I wouldn't even try emulating this properly with the standard GPU rasterizer, ex...

gmueckl · on Oct 28, 2018

I was thinking about actually going straight to compute shaders and forgoing the the normal GPU rendering pipeline completely. The quirks outlined in the article are such a big deviation from normal pipeline behavior that I don't know if it is worth trying to use that at all. Performance should be a no-brainer on any halfway modern system anyway.

pcwalton · on Oct 28, 2018

Well, compute shaders have the drawback that you have to know how many work items (in this case, fragments) you need to dispatch in advance. You can figure this out for triangles and quads, but it's a pain, and it basically involves doing the same thing the rasterization hardware already does in software.

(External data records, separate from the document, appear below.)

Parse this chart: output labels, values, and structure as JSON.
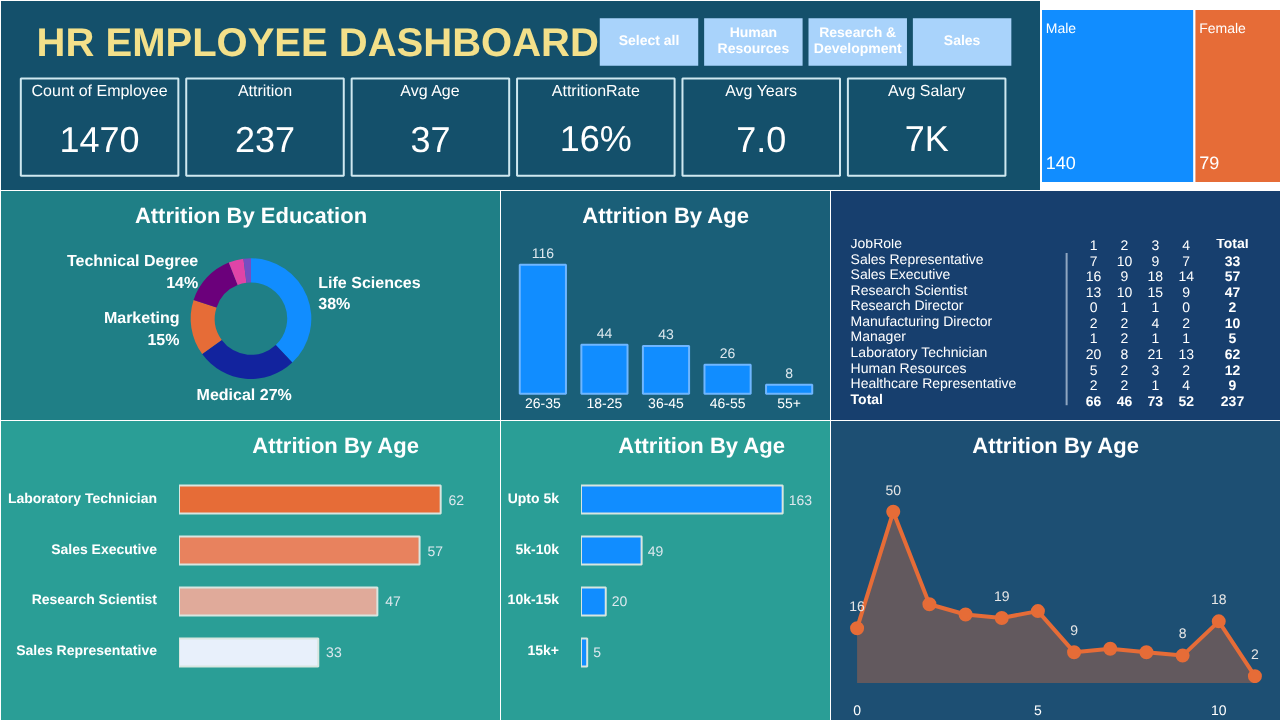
{
  "chart_data": [
    {
      "type": "other",
      "title": "HR EMPLOYEE DASHBOARD",
      "categories": [
        "Count of Employee",
        "Attrition",
        "Avg Age",
        "AttritionRate",
        "Avg Years",
        "Avg Salary"
      ],
      "values": [
        1470,
        237,
        37,
        16,
        7.0,
        7000
      ],
      "value_labels": [
        "1470",
        "237",
        "37",
        "16%",
        "7.0",
        "7K"
      ],
      "annotations": [
        "Select all",
        "Human Resources",
        "Research & Development",
        "Sales"
      ]
    },
    {
      "type": "other",
      "categories": [
        "Male",
        "Female"
      ],
      "values": [
        140,
        79
      ],
      "colors": [
        "#118dff",
        "#e66c37"
      ],
      "data_labels": true
    },
    {
      "type": "donut",
      "title": "Attrition By Education",
      "categories": [
        "Life Sciences",
        "Medical",
        "Marketing",
        "Technical Degree",
        null,
        null
      ],
      "values": [
        38,
        27,
        15,
        14,
        4,
        2
      ],
      "value_labels": [
        "38%",
        "27%",
        "15%",
        "14%",
        null,
        null
      ],
      "colors": [
        "#118dff",
        "#12239e",
        "#e66c37",
        "#6b007b",
        "#e044a7",
        "#744ec2"
      ]
    },
    {
      "type": "bar",
      "title": "Attrition By Age",
      "categories": [
        "26-35",
        "18-25",
        "36-45",
        "46-55",
        "55+"
      ],
      "values": [
        116,
        44,
        43,
        26,
        8
      ],
      "color": "#118dff",
      "data_labels": true
    },
    {
      "type": "heatmap",
      "ylabel": "JobRole",
      "categories": [
        "1",
        "2",
        "3",
        "4",
        "Total"
      ],
      "y_categories": [
        "Sales Representative",
        "Sales Executive",
        "Research Scientist",
        "Research Director",
        "Manufacturing Director",
        "Manager",
        "Laboratory Technician",
        "Human Resources",
        "Healthcare Representative",
        "Total"
      ],
      "data_labels": true,
      "cells": [
        [
          7,
          10,
          9,
          7,
          33
        ],
        [
          16,
          9,
          18,
          14,
          57
        ],
        [
          13,
          10,
          15,
          9,
          47
        ],
        [
          0,
          1,
          1,
          0,
          2
        ],
        [
          2,
          2,
          4,
          2,
          10
        ],
        [
          1,
          2,
          1,
          1,
          5
        ],
        [
          20,
          8,
          21,
          13,
          62
        ],
        [
          5,
          2,
          3,
          2,
          12
        ],
        [
          2,
          2,
          1,
          4,
          9
        ],
        [
          66,
          46,
          73,
          52,
          237
        ]
      ]
    },
    {
      "type": "bar",
      "orientation": "horizontal",
      "title": "Attrition By Age",
      "categories": [
        "Laboratory Technician",
        "Sales Executive",
        "Research Scientist",
        "Sales Representative"
      ],
      "values": [
        62,
        57,
        47,
        33
      ],
      "colors": [
        "#e66c37",
        "#e8825e",
        "#e0aa9a",
        "#e8f0fb"
      ],
      "data_labels": true
    },
    {
      "type": "bar",
      "orientation": "horizontal",
      "title": "Attrition By Age",
      "categories": [
        "Upto 5k",
        "5k-10k",
        "10k-15k",
        "15k+"
      ],
      "values": [
        163,
        49,
        20,
        5
      ],
      "color": "#118dff",
      "data_labels": true
    },
    {
      "type": "area",
      "title": "Attrition By Age",
      "x": [
        0,
        1,
        2,
        3,
        4,
        5,
        6,
        7,
        8,
        9,
        10,
        11
      ],
      "values": [
        16,
        50,
        23,
        20,
        19,
        21,
        9,
        10,
        9,
        8,
        18,
        2
      ],
      "value_labels": [
        "16",
        "50",
        null,
        null,
        "19",
        null,
        "9",
        null,
        null,
        "8",
        "18",
        "2"
      ],
      "color": "#e66c37",
      "marker": "circle",
      "xlim": [
        -0.5,
        11.5
      ],
      "xticks": [
        0,
        5,
        10
      ]
    }
  ]
}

It's much simpler and faster to just use the rasterization hardware built in to GPUs to dispatch fragment work groups dynamically via a triangle draw call and only override the sample processing step.

gmueckl · on Oct 28, 2018

You know that GPUs can dispatch work dynamically themselves to overcome this problem, right? So you totally can have one computation step determine how many instances it requires for the next one.

pcwalton · on Oct 29, 2018

Yes, it's possible, but why bother when the hardware can rasterize triangles in silicon? :)

gmueckl · on Oct 29, 2018

Because it can't handle them in the prculiar fashion that was described? And it is worse for quads.